Beijing: China’s troubled moon rover Yutu or Jade Rabbit has come back to life from a troubled dormancy although experts are still trying to figure out the cause of its abnormality, officials here said today.
“Yutu has come back to life,” said Pei Zhaoyu, the spokesman for China’s Lunar Programme.
Pei said the moon rover, named after the pet of a lunar goddess in ancient Chinese mythology, has now been restored to its normal signal reception function.
But experts are still working to verify the cause of its mechanical control abnormality, state-run Xinhua news agency reported.
Yutu had experienced a mechanical control abnormality due to “complicated lunar surface environment” last month.
The problem emerged before Yutu entered its second dormancy on the moon on January 25 as the lunar night fell.
“Yutu went to sleep under an abnormal status,” Pei said, adding experts were concerned that it might not be able to survive the extremely low temperatures during the lunar night.
“The rover stands a chance of being saved now that it is still alive,” he said.

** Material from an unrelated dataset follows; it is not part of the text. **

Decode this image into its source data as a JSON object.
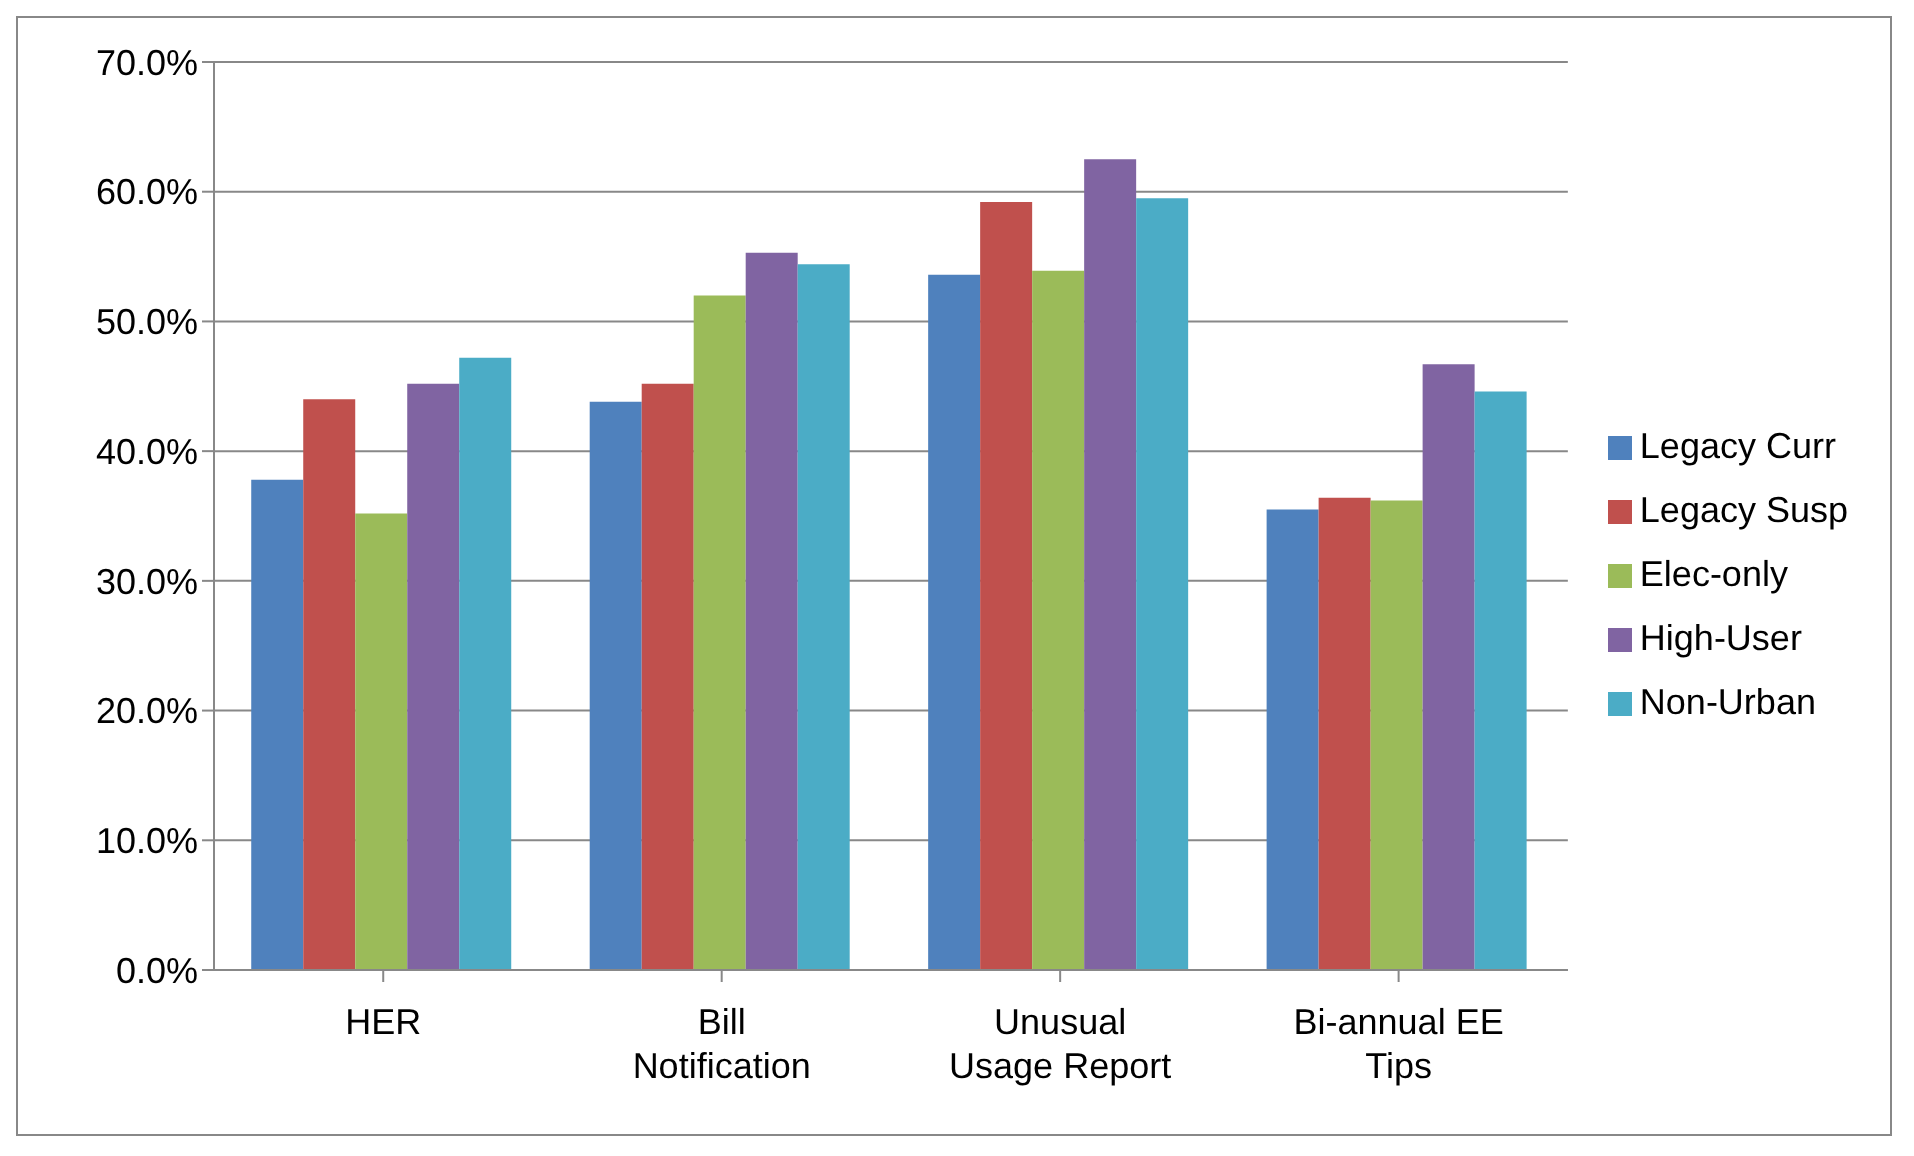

Reports here last night said Yutu presumed dead after it developed mechanical problems.
Many Chinese Internet users said they were moved to hear that their “cute rabbit” had come back to life, and some said the rover was a “foodie” waking up for rice dumplings, a must-have delicacy for the Lantern Festival that falls tomorrow.
The lander, another part of the Chang’e-3 probe, also “fell asleep” earlier.
The pair went dormant for two weeks about one month ago when the first lunar night of the mission occurred.
One night on the Moon is about 14 days on Earth, during which the temperature falls below minus 180 Celsius.
During the lunar night, there is no sunlight to provide power to Yutu’s solar panel.
Jade Rabbit was originally scheduled to carry out geological surveys and astronomical observations for three months after it landed on the moon.
The Jade Rabbit was deployed on the moon’s surface on December 15, several hours after the Chang’e-3 probe landed.
The lunar probe mission, comprising the lander Chang’e-3 and rover Yutu, was launched in December as part of the second phase of the Chinese Lunar Exploration Programme.
The mission, which made the first soft-landing on the Moon since 1976, makes China the third country to successfully send a lunar rover to the moon, after the US and the former Soviet Union.